Convention citoyenne pour le climat : Des citoyens tirés au sort pour sortir de l’impasse, un pari déjà tenté ailleurs

DÉMOCRATIE Une assemblée de citoyens tirés au sort pour accélérer la transition écologique. C’est le pari de la convention citoyenne pour le climat voulue par Emmanuel Macron, qui démarre ce vendredi. D’autres pays et Etats l’ont tenté sur des sujets divers.

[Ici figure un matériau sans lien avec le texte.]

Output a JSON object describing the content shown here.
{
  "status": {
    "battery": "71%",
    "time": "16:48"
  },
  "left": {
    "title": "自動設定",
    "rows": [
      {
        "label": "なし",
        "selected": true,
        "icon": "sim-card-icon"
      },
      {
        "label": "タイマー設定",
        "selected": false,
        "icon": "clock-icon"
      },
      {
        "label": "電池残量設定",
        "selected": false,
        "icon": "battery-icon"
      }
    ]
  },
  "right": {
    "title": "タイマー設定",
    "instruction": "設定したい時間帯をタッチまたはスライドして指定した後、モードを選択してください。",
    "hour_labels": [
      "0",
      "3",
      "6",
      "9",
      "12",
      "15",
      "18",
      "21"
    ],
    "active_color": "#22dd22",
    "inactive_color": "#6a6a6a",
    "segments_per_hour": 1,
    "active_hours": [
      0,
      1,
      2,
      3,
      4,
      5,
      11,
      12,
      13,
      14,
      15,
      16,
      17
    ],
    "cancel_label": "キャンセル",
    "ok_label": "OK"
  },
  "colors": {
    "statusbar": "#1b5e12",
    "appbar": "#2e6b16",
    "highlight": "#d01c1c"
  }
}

Avec quel succès ?

Fabrice Pouliquen

— 

Des participants à la marche du climat, à Paris, le 20 septembre 2019.
Des participants à la marche du climat, à Paris, le 20 septembre 2019. — Thomas SAMSON / AFP
  • C’est le jour J pour les 150 citoyens tirés au sort de la convention citoyenne pour le climat. Le premier week-end de travail commence ce vendredi. Sa mission : proposer des solutions pour baisser de 40 % nos émissions de gaz à effet de serre d’ici à 2030.
  • La Colombie-Britannique, l’Ontario, les Pays-Bas ou la Belgique ont déjà tenté le pari des assemblées citoyennes. Mais c’est surtout l’exemple irlandais qui fait date. Des conventions citoyennes ont été lancées avec succès, notamment sur l’avortement.
  • Cette convention citoyenne pour le climat lancé ce vendredi n’en reste pas moins inédite sur la complexité de la mission confiée. De quoi accroître le risque d’échec ?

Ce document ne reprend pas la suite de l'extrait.